Semarang, IDN Times — Dada Jocelin Putra terasa sesak saat pertama kali mengikuti skrining Tuberkulosis (TBC) di Kelurahan Gunungpati, Semarang, Kamis (22/5/2025). Bukan sesak karena sakit, melainkan cemas.
Ayah dua anak berusia 35 tahun itu membayangkan jika dirinya atau putri bungsunya, Celine Edelwis, dinyatakan positif TBC. Biaya pengobatan berbulan-bulan menjadi momok yang menghantui pikirannya.
Namun kekhawatiran itu sirna setelah petugas Puskesmas Gunungpati menjelaskan jika seluruh pengobatan TBC ditanggung sepenuhnya oleh Jaminan Kesehatan Nasional (JKN) melalui BPJS Kesehatan.
"Saya sempat bingung dan kepikiran terus karena pengobatannya ini kan lama, ya. Pastinya mahal. Tapi tadi sudah dikasih tahu sama petugas kalau semuanya ditanggung BPJS Kesehatan. Ya, Alhamdulillah, saya jadi tenang," kata Jocelin dengan nada lega.

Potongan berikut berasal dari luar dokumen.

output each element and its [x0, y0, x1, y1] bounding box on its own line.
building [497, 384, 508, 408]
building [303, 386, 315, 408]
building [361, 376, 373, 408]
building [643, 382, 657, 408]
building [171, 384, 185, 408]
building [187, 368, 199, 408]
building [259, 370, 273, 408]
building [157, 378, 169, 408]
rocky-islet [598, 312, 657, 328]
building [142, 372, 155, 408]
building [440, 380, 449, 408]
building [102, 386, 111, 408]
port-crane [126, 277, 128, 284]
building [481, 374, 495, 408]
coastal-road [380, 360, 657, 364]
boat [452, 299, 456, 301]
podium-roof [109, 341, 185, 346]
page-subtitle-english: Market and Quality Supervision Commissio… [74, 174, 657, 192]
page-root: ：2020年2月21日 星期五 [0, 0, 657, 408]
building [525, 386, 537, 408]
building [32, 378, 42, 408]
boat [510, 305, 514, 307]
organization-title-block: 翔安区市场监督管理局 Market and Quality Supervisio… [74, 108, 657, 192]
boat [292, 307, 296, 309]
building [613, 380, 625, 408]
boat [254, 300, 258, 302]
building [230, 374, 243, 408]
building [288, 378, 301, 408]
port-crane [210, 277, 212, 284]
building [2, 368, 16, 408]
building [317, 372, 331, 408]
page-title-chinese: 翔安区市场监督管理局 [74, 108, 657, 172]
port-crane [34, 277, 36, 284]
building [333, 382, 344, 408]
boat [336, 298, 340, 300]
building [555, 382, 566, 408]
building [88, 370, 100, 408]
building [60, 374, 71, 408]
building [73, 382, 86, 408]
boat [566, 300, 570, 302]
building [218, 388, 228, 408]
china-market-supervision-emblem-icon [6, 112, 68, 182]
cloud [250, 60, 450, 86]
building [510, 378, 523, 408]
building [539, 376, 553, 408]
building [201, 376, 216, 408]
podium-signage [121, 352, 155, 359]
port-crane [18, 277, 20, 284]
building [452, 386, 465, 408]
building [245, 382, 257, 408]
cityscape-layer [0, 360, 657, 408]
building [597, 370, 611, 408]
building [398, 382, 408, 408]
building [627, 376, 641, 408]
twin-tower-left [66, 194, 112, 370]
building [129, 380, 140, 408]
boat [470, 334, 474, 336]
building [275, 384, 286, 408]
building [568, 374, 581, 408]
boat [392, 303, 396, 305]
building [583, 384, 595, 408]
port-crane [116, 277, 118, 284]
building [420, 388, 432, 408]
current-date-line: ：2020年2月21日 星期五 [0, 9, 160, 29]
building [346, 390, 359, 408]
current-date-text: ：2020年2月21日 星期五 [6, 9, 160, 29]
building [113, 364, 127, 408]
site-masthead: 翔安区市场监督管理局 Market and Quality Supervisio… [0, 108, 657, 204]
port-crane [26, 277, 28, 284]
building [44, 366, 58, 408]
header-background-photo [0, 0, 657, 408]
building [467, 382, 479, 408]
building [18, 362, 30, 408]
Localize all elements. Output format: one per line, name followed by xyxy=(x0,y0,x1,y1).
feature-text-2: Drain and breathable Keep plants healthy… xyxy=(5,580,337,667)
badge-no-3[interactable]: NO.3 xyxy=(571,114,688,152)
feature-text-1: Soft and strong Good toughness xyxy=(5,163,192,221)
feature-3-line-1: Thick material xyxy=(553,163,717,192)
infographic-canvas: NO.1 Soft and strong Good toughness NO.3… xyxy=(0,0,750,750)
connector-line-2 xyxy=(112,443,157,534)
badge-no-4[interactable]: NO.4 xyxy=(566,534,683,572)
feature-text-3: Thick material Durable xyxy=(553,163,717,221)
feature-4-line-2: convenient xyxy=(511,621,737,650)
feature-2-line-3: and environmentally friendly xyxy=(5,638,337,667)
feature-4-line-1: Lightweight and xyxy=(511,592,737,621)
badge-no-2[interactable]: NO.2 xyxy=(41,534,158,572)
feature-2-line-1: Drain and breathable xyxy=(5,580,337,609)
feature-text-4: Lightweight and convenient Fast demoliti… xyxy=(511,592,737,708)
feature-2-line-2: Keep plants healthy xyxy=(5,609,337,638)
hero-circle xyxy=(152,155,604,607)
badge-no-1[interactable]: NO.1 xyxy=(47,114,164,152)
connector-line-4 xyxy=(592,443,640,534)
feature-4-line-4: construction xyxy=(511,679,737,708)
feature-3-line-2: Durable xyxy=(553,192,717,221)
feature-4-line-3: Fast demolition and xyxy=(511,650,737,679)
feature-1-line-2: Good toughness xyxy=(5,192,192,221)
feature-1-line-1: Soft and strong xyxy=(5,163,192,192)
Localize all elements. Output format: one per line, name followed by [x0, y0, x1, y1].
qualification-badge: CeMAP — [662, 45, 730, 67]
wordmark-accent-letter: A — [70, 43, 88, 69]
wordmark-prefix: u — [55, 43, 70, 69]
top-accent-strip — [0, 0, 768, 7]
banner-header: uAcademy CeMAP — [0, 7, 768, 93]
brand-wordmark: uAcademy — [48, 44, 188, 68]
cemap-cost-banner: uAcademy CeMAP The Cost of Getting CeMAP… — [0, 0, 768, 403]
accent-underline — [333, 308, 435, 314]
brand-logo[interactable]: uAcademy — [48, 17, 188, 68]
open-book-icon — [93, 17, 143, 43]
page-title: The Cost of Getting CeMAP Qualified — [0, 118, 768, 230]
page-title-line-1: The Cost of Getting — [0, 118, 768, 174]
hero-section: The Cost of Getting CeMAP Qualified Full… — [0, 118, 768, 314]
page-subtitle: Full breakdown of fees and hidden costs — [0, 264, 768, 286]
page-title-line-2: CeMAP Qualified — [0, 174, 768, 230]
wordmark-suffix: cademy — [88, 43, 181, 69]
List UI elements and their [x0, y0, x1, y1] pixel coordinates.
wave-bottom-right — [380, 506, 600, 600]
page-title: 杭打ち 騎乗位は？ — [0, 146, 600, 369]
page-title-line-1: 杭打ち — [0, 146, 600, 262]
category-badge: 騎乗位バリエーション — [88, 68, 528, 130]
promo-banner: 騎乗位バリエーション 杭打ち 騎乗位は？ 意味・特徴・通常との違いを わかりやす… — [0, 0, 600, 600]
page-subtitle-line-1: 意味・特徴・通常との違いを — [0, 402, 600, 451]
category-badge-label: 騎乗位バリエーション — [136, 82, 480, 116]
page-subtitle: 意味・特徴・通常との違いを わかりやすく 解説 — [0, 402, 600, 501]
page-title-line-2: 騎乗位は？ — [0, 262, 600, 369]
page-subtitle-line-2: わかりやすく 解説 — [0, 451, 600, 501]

Ya, kisah Jocelin merepresentasikan jutaan warga Indonesia yang masih terperangkap dalam cengkeraman silent killer bernama TBC. Berdasarkan Global TB Report 2023 yang dirilis Organisasi Kesehatan Dunia (WHO), Indonesia mencatat angka mengejutkan: 1.060.000 hingga 1.090.000 kasus baru TBC setiap tahunnya, dengan angka kematian mencapai 125 ribu hingga 134 ribu orang per tahun. Artinya, setiap jam ada 14 orang meninggal akibat penyakit yang sebenarnya dapat dicegah dan diobati tersebut.
"Setiap jam, 14 orang meninggal karena TBC di Indonesia. Kita harus bergerak bersama. Jika tidak dimulai sekarang, target eliminasi 2030 akan sulit tercapai," tegas Direktur Penyakit Menular Kementerian Kesehatan (Kemenkes), Ina Agustina, saat temu media, Senin (24/3/2025).
Posisi Indonesia sebagai negara dengan beban TBC terbesar kedua di dunia setelah India juga bukan sekadar angka statistik. Di balik kondisi itu terdapat jutaan keluarga yang terpuruk secara ekonomi, anak-anak yang kehilangan orangtua, dan potensi generasi produktif yang tergerus penyakit. Oleh karena itu, dampaknya bersifat multidimensi, tidak hanya pada kesehatan, namun juga secara psikologis, sosial, dan ekonomi.